The cave was first excavated in 1944 by the University of Bristol Spelæological Society. It is one of a line of swallets marking the junction of the Limestone shales with the Carboniferous Limestones where water running off the Old Red Sandstone of Blackdown finds its way underground.
Further excavation has now linked Rod's Pot to nearby Bath Swallet.

The cave was originally known as Pearce's Pot after Rodney Pearce.

==Main features==
Rod's Pot is formed mainly of vertical rift passages, probably in the original joints in the limestone which have been enlarged by water action. The north wall of the main chamber is a continuation of the main chamber in Read's Cave, a quarter mile to the west.

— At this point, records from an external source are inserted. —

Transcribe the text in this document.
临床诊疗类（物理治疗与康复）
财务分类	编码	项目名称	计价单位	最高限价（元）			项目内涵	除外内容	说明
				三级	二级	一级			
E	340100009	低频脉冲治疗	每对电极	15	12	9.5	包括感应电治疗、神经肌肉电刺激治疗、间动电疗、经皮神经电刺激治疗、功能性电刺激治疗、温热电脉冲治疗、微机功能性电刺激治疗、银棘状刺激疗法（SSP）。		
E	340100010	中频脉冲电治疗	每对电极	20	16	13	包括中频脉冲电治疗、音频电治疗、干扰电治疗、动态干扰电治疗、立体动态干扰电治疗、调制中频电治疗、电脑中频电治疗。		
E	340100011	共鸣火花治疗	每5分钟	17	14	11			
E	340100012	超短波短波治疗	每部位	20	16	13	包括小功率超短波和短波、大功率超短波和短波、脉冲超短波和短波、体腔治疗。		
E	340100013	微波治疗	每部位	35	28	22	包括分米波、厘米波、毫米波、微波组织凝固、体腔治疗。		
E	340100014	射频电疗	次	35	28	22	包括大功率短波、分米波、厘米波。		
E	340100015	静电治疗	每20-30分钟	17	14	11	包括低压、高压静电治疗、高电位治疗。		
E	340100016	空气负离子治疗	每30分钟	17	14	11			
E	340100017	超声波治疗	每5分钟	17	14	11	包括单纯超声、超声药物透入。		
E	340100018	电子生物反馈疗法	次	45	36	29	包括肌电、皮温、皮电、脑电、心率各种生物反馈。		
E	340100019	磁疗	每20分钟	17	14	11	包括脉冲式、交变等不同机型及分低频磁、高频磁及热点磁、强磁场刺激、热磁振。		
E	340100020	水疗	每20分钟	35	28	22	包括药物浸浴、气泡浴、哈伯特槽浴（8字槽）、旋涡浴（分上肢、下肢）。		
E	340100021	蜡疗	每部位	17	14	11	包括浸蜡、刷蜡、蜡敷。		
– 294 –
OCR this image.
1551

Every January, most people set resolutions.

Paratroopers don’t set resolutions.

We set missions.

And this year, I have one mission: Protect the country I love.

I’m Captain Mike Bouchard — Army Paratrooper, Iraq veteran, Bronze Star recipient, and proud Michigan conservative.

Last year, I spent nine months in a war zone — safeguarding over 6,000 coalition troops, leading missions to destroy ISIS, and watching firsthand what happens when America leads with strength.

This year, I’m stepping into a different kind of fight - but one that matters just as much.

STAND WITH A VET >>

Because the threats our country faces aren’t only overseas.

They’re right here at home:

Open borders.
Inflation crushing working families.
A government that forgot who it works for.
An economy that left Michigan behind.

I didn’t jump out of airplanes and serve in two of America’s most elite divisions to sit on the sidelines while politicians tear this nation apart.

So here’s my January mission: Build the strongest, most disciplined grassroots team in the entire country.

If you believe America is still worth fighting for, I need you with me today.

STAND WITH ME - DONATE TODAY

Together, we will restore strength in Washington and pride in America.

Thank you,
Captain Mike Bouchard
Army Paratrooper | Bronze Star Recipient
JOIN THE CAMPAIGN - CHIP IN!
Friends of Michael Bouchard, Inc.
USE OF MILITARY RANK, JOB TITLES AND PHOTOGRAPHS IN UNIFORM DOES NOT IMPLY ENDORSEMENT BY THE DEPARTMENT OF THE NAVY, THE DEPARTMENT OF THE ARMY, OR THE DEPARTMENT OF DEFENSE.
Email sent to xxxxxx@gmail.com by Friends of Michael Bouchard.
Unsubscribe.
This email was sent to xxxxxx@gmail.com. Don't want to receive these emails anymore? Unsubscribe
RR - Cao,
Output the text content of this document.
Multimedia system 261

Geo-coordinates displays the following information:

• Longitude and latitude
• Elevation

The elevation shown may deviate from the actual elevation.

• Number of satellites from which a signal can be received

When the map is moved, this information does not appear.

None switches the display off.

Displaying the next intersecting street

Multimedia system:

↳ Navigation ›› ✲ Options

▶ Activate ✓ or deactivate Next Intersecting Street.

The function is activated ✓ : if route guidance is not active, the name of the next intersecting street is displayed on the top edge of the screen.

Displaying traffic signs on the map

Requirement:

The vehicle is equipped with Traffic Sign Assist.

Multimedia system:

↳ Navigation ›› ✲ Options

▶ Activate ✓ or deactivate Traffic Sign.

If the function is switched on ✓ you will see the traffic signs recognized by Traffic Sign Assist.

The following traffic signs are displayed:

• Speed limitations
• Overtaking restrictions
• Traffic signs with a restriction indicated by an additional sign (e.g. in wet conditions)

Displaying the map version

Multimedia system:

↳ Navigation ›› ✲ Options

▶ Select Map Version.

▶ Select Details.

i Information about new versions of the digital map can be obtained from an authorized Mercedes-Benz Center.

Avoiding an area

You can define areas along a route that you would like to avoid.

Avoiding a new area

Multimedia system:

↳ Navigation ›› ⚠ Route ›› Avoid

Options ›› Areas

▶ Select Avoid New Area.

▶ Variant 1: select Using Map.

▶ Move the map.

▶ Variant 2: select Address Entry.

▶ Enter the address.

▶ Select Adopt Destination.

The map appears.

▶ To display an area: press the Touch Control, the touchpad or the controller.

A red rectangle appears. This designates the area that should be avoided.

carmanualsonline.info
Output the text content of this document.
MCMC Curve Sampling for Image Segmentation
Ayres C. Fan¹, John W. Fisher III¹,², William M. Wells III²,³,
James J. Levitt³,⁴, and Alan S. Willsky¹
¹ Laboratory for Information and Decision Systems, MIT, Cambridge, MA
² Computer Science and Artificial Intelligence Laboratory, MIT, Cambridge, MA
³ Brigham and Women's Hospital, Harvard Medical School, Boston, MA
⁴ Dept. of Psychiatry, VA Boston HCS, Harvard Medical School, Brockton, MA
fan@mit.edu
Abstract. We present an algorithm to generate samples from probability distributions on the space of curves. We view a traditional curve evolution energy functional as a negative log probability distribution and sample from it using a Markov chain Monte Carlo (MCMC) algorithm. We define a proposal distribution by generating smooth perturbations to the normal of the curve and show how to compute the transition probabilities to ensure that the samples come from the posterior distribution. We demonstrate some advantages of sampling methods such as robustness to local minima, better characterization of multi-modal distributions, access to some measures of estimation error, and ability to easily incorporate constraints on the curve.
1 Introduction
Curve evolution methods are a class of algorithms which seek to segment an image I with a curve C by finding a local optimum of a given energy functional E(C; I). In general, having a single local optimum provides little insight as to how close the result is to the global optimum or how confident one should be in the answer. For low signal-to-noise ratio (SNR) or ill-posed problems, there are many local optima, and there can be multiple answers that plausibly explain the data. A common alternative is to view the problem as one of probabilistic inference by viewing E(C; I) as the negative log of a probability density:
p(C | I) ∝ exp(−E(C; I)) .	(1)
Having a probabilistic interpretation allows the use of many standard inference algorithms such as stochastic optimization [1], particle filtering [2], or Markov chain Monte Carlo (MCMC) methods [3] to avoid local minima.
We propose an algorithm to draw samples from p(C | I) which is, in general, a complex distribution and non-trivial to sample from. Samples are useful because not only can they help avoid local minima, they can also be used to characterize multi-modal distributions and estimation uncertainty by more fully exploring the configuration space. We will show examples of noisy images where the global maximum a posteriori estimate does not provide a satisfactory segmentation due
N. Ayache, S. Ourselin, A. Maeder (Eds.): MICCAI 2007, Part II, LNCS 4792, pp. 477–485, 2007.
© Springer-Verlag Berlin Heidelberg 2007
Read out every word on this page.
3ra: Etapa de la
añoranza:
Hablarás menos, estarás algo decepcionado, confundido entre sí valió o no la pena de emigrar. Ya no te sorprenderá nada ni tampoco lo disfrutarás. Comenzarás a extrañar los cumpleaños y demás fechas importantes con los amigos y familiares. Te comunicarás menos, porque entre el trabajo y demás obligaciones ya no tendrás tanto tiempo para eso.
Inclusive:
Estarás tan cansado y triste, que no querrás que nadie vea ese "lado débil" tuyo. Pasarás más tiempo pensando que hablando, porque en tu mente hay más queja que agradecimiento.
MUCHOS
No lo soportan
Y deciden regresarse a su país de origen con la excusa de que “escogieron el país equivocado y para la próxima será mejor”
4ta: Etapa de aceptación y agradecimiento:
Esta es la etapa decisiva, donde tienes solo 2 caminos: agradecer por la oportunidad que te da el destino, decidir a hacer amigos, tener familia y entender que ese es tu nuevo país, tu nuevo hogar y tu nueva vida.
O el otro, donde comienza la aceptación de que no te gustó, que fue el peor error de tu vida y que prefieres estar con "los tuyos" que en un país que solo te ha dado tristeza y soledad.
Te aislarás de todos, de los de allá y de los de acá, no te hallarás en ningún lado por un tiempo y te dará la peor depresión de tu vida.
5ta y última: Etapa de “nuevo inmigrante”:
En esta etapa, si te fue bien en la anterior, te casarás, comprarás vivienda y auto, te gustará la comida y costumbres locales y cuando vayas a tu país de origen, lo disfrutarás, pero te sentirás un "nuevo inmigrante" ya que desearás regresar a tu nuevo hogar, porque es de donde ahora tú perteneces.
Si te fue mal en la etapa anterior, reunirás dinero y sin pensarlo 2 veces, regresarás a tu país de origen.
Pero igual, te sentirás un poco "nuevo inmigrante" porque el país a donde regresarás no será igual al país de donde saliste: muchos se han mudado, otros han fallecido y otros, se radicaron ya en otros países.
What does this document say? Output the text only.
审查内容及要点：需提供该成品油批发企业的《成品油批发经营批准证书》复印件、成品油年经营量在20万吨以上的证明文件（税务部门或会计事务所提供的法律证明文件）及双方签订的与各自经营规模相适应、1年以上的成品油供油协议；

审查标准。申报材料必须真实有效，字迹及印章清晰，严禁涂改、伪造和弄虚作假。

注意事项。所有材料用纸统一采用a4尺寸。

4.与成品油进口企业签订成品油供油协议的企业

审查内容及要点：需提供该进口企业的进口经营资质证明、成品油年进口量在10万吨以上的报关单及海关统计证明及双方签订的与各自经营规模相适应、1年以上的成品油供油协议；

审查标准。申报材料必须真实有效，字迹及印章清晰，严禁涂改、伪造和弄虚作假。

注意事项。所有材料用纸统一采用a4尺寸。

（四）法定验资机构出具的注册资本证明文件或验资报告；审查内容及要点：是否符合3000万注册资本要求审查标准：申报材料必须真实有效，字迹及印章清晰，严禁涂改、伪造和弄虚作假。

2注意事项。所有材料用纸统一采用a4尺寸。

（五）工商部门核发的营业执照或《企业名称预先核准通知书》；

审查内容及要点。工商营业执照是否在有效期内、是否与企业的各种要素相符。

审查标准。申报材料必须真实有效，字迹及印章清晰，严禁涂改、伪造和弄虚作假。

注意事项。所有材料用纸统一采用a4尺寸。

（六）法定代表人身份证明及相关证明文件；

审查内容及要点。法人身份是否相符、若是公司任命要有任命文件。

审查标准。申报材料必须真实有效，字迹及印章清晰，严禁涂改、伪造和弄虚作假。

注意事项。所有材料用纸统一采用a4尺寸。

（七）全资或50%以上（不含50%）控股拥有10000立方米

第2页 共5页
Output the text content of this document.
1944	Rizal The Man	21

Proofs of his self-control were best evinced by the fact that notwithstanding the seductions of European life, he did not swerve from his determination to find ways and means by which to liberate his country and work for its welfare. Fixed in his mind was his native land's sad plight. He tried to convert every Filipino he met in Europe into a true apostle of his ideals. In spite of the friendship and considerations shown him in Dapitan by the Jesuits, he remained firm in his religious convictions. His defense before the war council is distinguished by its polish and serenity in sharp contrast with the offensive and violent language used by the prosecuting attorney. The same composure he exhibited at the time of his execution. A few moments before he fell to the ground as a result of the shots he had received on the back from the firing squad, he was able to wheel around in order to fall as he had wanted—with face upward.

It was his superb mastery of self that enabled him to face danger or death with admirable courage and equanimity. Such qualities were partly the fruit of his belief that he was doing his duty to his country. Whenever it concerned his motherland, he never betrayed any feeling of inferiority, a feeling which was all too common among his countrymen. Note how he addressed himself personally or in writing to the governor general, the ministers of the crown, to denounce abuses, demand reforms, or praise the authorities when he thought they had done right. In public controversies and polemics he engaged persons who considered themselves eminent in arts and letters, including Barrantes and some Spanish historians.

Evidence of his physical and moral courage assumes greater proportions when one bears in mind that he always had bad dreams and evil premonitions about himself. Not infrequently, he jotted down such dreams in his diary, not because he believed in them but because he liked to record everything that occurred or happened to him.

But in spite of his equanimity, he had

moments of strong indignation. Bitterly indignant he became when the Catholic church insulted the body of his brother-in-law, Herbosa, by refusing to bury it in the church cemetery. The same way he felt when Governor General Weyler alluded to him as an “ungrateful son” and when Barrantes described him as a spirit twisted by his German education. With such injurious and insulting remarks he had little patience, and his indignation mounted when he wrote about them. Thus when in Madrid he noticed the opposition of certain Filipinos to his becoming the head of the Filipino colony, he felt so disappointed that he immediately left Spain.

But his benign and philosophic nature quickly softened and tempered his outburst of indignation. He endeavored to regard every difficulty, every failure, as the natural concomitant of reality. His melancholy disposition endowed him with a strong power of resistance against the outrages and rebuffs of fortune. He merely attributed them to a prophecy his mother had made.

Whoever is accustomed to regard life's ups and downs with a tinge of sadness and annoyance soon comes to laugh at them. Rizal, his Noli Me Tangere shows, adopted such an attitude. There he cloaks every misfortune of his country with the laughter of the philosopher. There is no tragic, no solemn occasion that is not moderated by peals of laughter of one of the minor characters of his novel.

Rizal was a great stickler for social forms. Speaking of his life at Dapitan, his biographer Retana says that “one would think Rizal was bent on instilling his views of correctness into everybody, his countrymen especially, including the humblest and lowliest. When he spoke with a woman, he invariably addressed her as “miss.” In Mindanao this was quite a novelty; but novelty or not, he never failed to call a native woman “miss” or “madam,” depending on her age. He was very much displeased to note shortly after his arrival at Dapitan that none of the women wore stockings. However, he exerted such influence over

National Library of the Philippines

The entry chamber divides into two passages about 30 ft high and 40 ft long. They merge again at the top of a 50 ft deep vertical pothole which is a dead end. From the top of the pothole a 30 ft long passage leads to the roof of the main chamber. The main chamber is about 70 ft long, 20 ft high and slopes down some 40 ft. It contains a stalagmite pillar formation and several stalactite curtains.

A small hole leads to a smaller chamber about 2 ft high in which is a stalactite curtain about 8 ft long and which is translucent and coloured with stripes of reddish-brown deposits. A further passageway leads to the terminal pothole.

At the base of the Bear Pit, a 3 metre deep chamber reached through a small hole halfway through the cave, a pool containing a small community of Niphargus fontanus been found.